Un manga amusant, aux personnages diversifiés !

Un manga amusant, aux personnages diversifiés !

 

Par Amalia Greve Danielsen

 

Les mangas sont, à mon humble avis, la spécialité des Japonais. Ils maîtrisent très bien cet art, et tous les mangas et les animés que je suis, comme Bleach, Hunter x Hunter et Magi, sont d’origine japonaise. Cela explique pourquoi j’ai été si agréablement surprise lorsque j’ai récemment fait la découverte de Radiant, une série de mangas français. En fait, plus que surprise, j’étais littéralement soufflée ! Tony Valente, le mangaka, a su créer avec Radiant un manga qui rejoint le niveau des Japonais, tout en gardant une certaine touche française, un humour qu’on sent plus vrai, qui n’est pas passé par le filtre de la traduction.

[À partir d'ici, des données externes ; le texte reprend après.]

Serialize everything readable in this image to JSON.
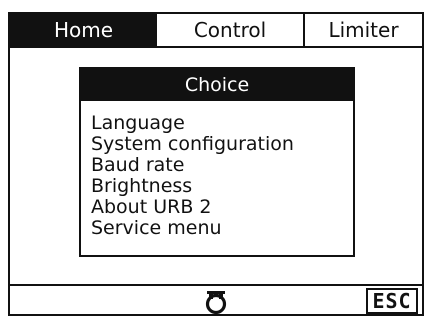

Demeurant à Montréal, Tony Valente a écrit jusqu’à présent les six premiers tomes de Radiant, qui sont publiés par les éditions Ankama depuis 2013. Il ne m’a fallu lire que le premier chapitre du premier tome pour me convaincre que j’étais tombée sur une excellente série ! « Oui, oui, on comprend que t’as aimé ça, mais de quoi ça parle, Amalia ? » Bon… L’histoire de Radiant se déroule dans un monde où les habitants vivent sur des îlots parmi les nuages et où il arrive que tombent du ciel des monstres dévastateurs appelés « némésis ». Les « infectés », des gens nommés ainsi parce qu’ils sont des sorciers ayant survécu au contact des némésis, sont craints au même titre que les monstres tout en étant les seuls êtres capables de les combattre. En effet, dans l’univers de Radiant, lorsqu’on a le malheur d’être à proximité d’un némésis au moment où celui-ci tombe du ciel, on développe d’étranges caractéristiques comme de petites cornes qui nous poussent sur le crâne ou des maux de tête qui nous affligent sans cesse. De plus, après avoir survécu au contact d’un némésis, les infectés se retrouvent capables d’utiliser la même mystérieuse énergie que les monstres manipulent pour tout détruire, soit le Fantasia. C’est dans ce cadre qu’on suit les aventures de Seth, un jeune apprenti sorcier, qui quitte son îlot pour apprendre à mieux manier le Fantasia et pour détruire le Radiant, qui serait le repère des némésis s’il fallait en croire la rumeur…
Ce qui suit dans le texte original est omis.